Logo Polskiego Radia
POSŁUCHAJ
polskieradio.pl
Tomasz Owsiński 27.07.2011

Sprawa Ziętary: prokuratura wprowadzona w błąd

Zacierając ślady prowadzące do służb specjalnych dopuszczono się poważnego przestępstwa w związku z uprowadzeniem Jarosława Ziętary.
Jarosław ZiętaraJarosław Ziętara fot. jarek.sledczy.pl

Brat porwanego, Jacek Ziętara i pełnomocnik, mecenas Maciej Łuczak skierowali zawiadomienie do Prokuratury Generalnej dotyczące podejrzenia poświadczenia nieprawdy przez funkcjonariuszy publicznych Urzędu Ochrony Państwa oraz Ministerstwa Spraw Wewnętrznych, któremu wówczas podlegał UOP.

Obecnie wiadomo, że wbrew informacjom przekazanym w 1994 roku prokuraturze przez MSW Jarosław Ziętara był w zainteresowaniu UOP w okresie poprzedzającym uprowadzenie. Dowodzą tego odnalezione dokumenty Zarządu Wywiadu UOP stwierdzające, że w okresie kwiecień-maj 1992 dziennikarz "był w kadrowym zainteresowaniu" wywiadu UOP. Potwierdził to pisemnie Jacek Cichocki, sekretarz Kolegium ds. Służb Specjalnych przy Radzie Ministrów.

Wizja lokalna

Tymczasem w Poznaniu odbył się eksperyment procesowy, polegający na odtworzeniu ostatnich 19 godzin przed uprowadzeniem w 1992 roku dziennikarza Jarosława Ziętary.

Esperyment przeprowadził jeden z prowadzących śledztwo prokuratorów z Prokuratury Apelacyjnej w Krakowie Piotr Kosmaty. Zdaniem prokuratury wizja lokalna w Poznaniu dostarczyła istotnego materiału dowodowego.

Ziętara był dziennikarzem śledczym "Gazety Poznańskiej" (wcześniej także "Wprost", "Gazety Wyborczej"). Pisał o aferach gospodarczych. W 1992 r. zaginął w drodze do pracy. W roku 1998 poznańska prokuratura uznała, że został uprowadzony i zamordowany. Rok później śledztwo umorzono, bo nie udało się odnaleźć ciała. W połowie czerwca tego roku śledztwo zostało podjęte na nowo w poznańskiej prokuraturze i przedłużone; decyzją prokuratora generalnego przekazano je do Krakowa.

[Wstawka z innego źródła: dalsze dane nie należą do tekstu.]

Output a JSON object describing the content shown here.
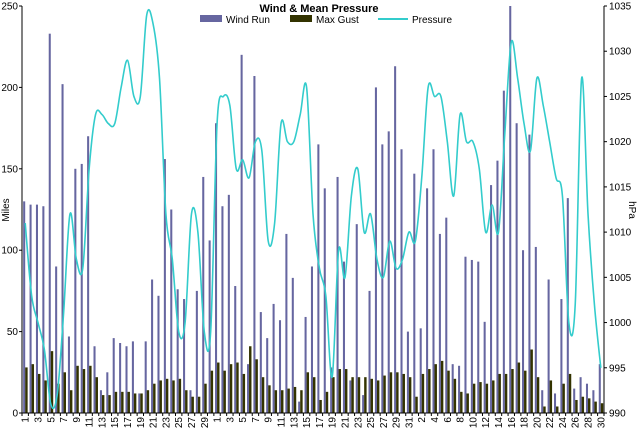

Przeprowadzony w środę eksperyment procesowy w Poznaniu polegał na odtworzeniu wszystkich istotnych zdarzeń z udziałem Ziętary, które miały miejsce od godz. 13.30 w dniu 31 sierpnia 1992 roku do godz. 8.40 następnego dnia, kiedy wyruszył do redakcji i był po raz ostatni widziany.

Wizję lokalną przeprowadzono z udziałem byłej narzeczonej Ziętary, która spędziła z nim ostatnie 19 godzin. Oprócz tego prok. Kosmaty od wtorku przesłuchiwał w Poznaniu świadków.

Śledztwo od nowa

Jak informował wcześniej prok. Kosmaty, krakowska Prokuratura Apelacyjna postanowiła prowadzić śledztwo w sprawie uprowadzenia Ziętary od początku. Analizuje otrzymane 43 tomy akt, z których 33 są tajne, analizuje artykuły dziennikarza oraz artykuły o jego zaginięciu.

Wystąpiła także do Agencji Wywiadu o udostępnienie akt odnalezionych w archiwach po byłym UOP, mówiących o zainteresowaniu tych służb Jarosławem Ziętarą. Na potrzeby śledztwa zgromadzi także akta z postępowań poszukiwawczych w sprawie zaginięcia dziennikarza. Po analizie wszystkich materiałów i zgromadzonych dowodów sporządzony zostanie szczegółowy plan śledztwa.